Amanda Lockey, 37, found the device during a day out in Dovercourt and then noticed two others nearby.
Mrs Lockey, a chef from Stanford-le-Hope, said: "The grenades were live - they still had their pins in. It's lucky I was looking down at the time."
Bomb disposal experts say they now believe the explosives were "placed" on the beach rather than washed up.
Mrs Lockey spent Saturday at the beach with 13 of her family, including her two daughters, aged 10 and five.
"I shouted up to everyone to say there's a grenade and no one believed me," she said.
"Then my husband looked and we found two more. We couldn't believe it.

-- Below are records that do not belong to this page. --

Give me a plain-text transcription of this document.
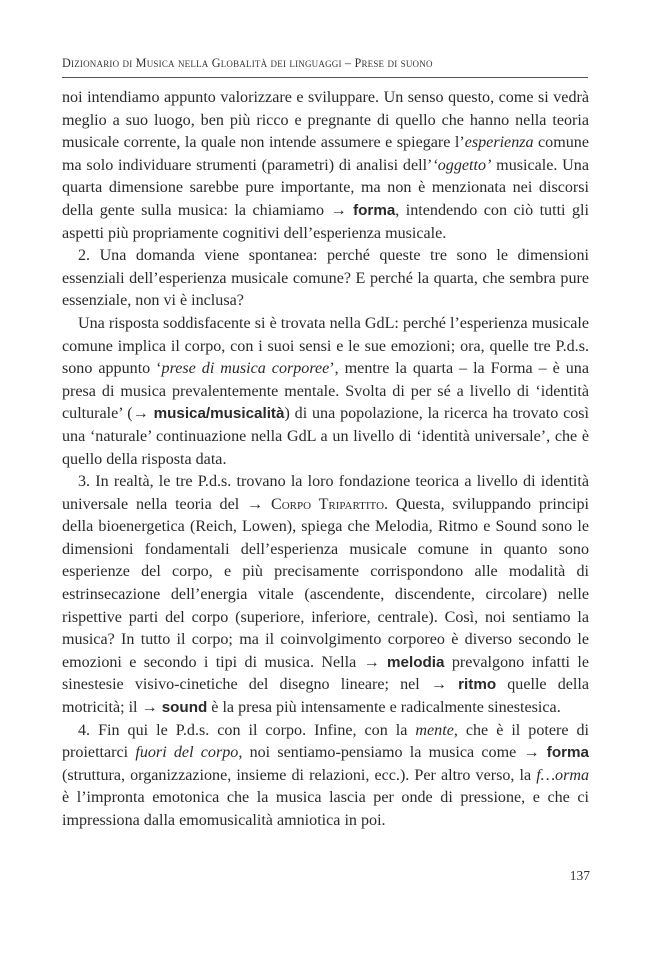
Dizionario di Musica nella Globalità dei linguaggi – Prese di suono

noi intendiamo appunto valorizzare e sviluppare. Un senso questo, come si vedrà meglio a suo luogo, ben più ricco e pregnante di quello che hanno nella teoria musicale corrente, la quale non intende assumere e spiegare l’esperienza comune ma solo individuare strumenti (parametri) di analisi dell’‘oggetto’ musicale. Una quarta dimensione sarebbe pure importante, ma non è menzionata nei discorsi della gente sulla musica: la chiamiamo → forma, intendendo con ciò tutti gli aspetti più propriamente cognitivi dell’esperienza musicale.

2. Una domanda viene spontanea: perché queste tre sono le dimensioni essenziali dell’esperienza musicale comune? E perché la quarta, che sembra pure essenziale, non vi è inclusa?

Una risposta soddisfacente si è trovata nella GdL: perché l’esperienza musicale comune implica il corpo, con i suoi sensi e le sue emozioni; ora, quelle tre P.d.s. sono appunto ‘prese di musica corporee’, mentre la quarta – la Forma – è una presa di musica prevalentemente mentale. Svolta di per sé a livello di ‘identità culturale’ (→ musica/musicalità) di una popolazione, la ricerca ha trovato così una ‘naturale’ continuazione nella GdL a un livello di ‘identità universale’, che è quello della risposta data.

3. In realtà, le tre P.d.s. trovano la loro fondazione teorica a livello di identità universale nella teoria del → Corpo Tripartito. Questa, sviluppando principi della bioenergetica (Reich, Lowen), spiega che Melodia, Ritmo e Sound sono le dimensioni fondamentali dell’esperienza musicale comune in quanto sono esperienze del corpo, e più precisamente corrispondono alle modalità di estrinsecazione dell’energia vitale (ascendente, discendente, circolare) nelle rispettive parti del corpo (superiore, inferiore, centrale). Così, noi sentiamo la musica? In tutto il corpo; ma il coinvolgimento corporeo è diverso secondo le emozioni e secondo i tipi di musica. Nella → melodia prevalgono infatti le sinestesie visivo-cinetiche del disegno lineare; nel → ritmo quelle della motricità; il → sound è la presa più intensamente e radicalmente sinestesica.

4. Fin qui le P.d.s. con il corpo. Infine, con la mente, che è il potere di proiettarci fuori del corpo, noi sentiamo-pensiamo la musica come → forma (struttura, organizzazione, insieme di relazioni, ecc.). Per altro verso, la f…orma è l’impronta emotonica che la musica lascia per onde di pressione, e che ci impressiona dalla emomusicalità amniotica in poi.

137
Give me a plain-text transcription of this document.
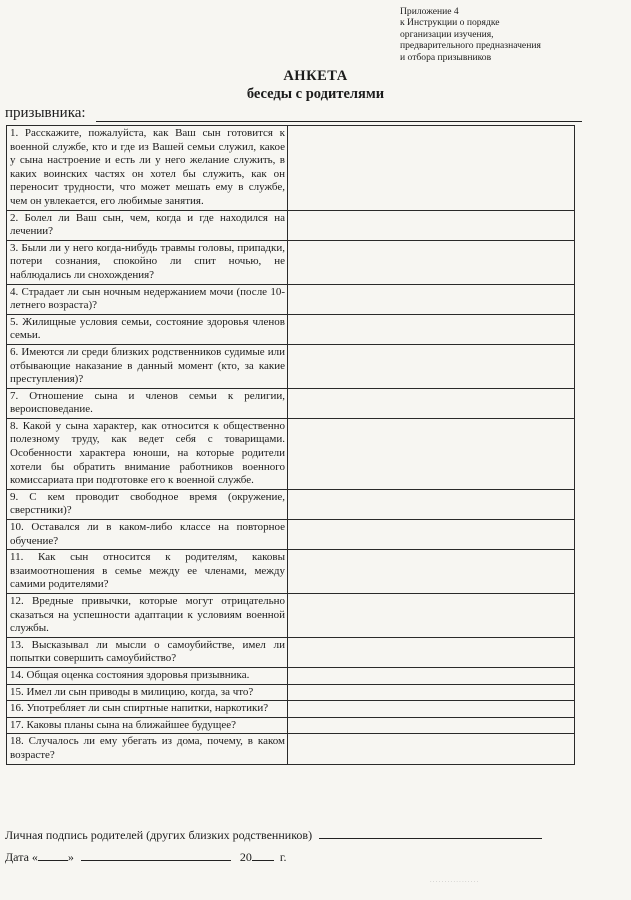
Приложение 4
к Инструкции о порядке
организации изучения,
предварительного предназначения
и отбора призывников
АНКЕТА
беседы с родителями
призывника:
1. Расскажите, пожалуйста, как Ваш сын готовится к военной службе, кто и где из Вашей семьи служил, какое у сына настроение и есть ли у него желание служить, в каких воинских частях он хотел бы служить, как он переносит трудности, что может мешать ему в службе, чем он увлекается, его любимые занятия.	
2. Болел ли Ваш сын, чем, когда и где находился на лечении?	
3. Были ли у него когда-нибудь травмы головы, припадки, потери сознания, спокойно ли спит ночью, не наблюдались ли снохождения?	
4. Страдает ли сын ночным недержанием мочи (после 10-летнего возраста)?	
5. Жилищные условия семьи, состояние здоровья членов семьи.	
6. Имеются ли среди близких родственников судимые или отбывающие наказание в данный момент (кто, за какие преступления)?	
7. Отношение сына и членов семьи к религии, вероисповедание.	
8. Какой у сына характер, как относится к общественно полезному труду, как ведет себя с товарищами. Особенности характера юноши, на которые родители хотели бы обратить внимание работников военного комиссариата при подготовке его к военной службе.	
9. С кем проводит свободное время (окружение, сверстники)?	
10. Оставался ли в каком-либо классе на повторное обучение?	
11. Как сын относится к родителям, каковы взаимоотношения в семье между ее членами, между самими родителями?	
12. Вредные привычки, которые могут отрицательно сказаться на успешности адаптации к условиям военной службы.	
13. Высказывал ли мысли о самоубийстве, имел ли попытки совершить самоубийство?	
14. Общая оценка состояния здоровья призывника.	
15. Имел ли сын приводы в милицию, когда, за что?	
16. Употребляет ли сын спиртные напитки, наркотики?	
17. Каковы планы сына на ближайшее будущее?	
18. Случалось ли ему убегать из дома, почему, в каком возрасте?	
Личная подпись родителей (других близких родственников)
Дата «	»	20 г.
· · · · · · · · · · · · · · · · ·
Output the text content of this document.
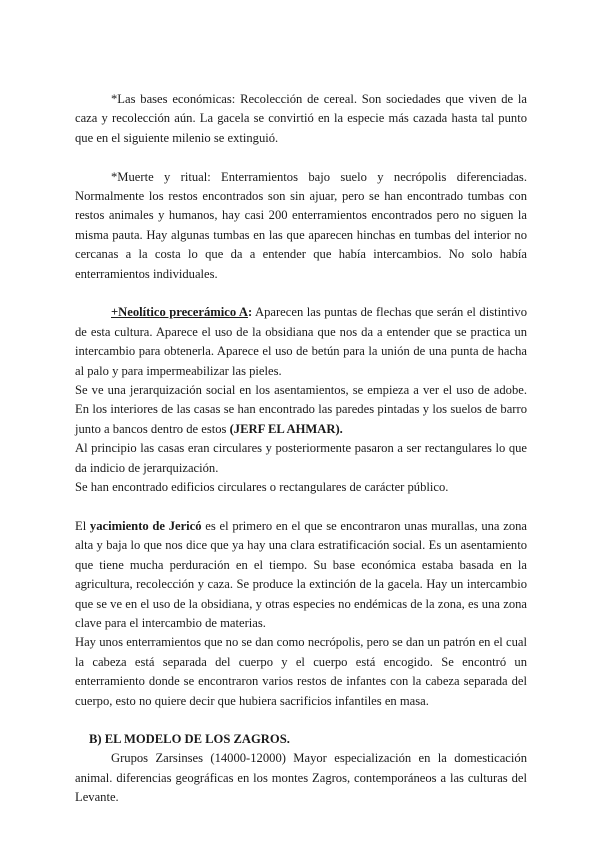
*Las bases económicas: Recolección de cereal. Son sociedades que viven de la caza y recolección aún. La gacela se convirtió en la especie más cazada hasta tal punto que en el siguiente milenio se extinguió.

*Muerte y ritual: Enterramientos bajo suelo y necrópolis diferenciadas. Normalmente los restos encontrados son sin ajuar, pero se han encontrado tumbas con restos animales y humanos, hay casi 200 enterramientos encontrados pero no siguen la misma pauta. Hay algunas tumbas en las que aparecen hinchas en tumbas del interior no cercanas a la costa lo que da a entender que había intercambios. No solo había enterramientos individuales.

+Neolítico precerámico A: Aparecen las puntas de flechas que serán el distintivo de esta cultura. Aparece el uso de la obsidiana que nos da a entender que se practica un intercambio para obtenerla. Aparece el uso de betún para la unión de una punta de hacha al palo y para impermeabilizar las pieles.

Se ve una jerarquización social en los asentamientos, se empieza a ver el uso de adobe. En los interiores de las casas se han encontrado las paredes pintadas y los suelos de barro junto a bancos dentro de estos (JERF EL AHMAR).

Al principio las casas eran circulares y posteriormente pasaron a ser rectangulares lo que da indicio de jerarquización.

Se han encontrado edificios circulares o rectangulares de carácter público.

El yacimiento de Jericó es el primero en el que se encontraron unas murallas, una zona alta y baja lo que nos dice que ya hay una clara estratificación social. Es un asentamiento que tiene mucha perduración en el tiempo. Su base económica estaba basada en la agricultura, recolección y caza. Se produce la extinción de la gacela. Hay un intercambio que se ve en el uso de la obsidiana, y otras especies no endémicas de la zona, es una zona clave para el intercambio de materias.

Hay unos enterramientos que no se dan como necrópolis, pero se dan un patrón en el cual la cabeza está separada del cuerpo y el cuerpo está encogido. Se encontró un enterramiento donde se encontraron varios restos de infantes con la cabeza separada del cuerpo, esto no quiere decir que hubiera sacrificios infantiles en masa.

B) EL MODELO DE LOS ZAGROS.

Grupos Zarsinses (14000-12000) Mayor especialización en la domesticación animal. diferencias geográficas en los montes Zagros, contemporáneos a las culturas del Levante.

"I'd say I was a few feet away from it when I saw the first one. I almost trod on it. I had been in the sea and was wary of standing on jellyfish and stuff like that. That's why I was looking down and noticed it."
Captain Nick Mathieson, from the Colchester section of The Royal Logistic Corps 11 Explosive Ordnance Disposal Regiment, said the grenades were Second World War vintage No 36 Mills bombs.
"Blowing the grenades up in situ was the safest thing to do as old ammunition can be quite unstable," he said.
"They were in very good condition and looked like they had been placed on the beach rather than washed up from the sea."
The bomb disposal team was called to the beach to the beach, off Lower Marine Parade, just before 17:00 BST on Saturday.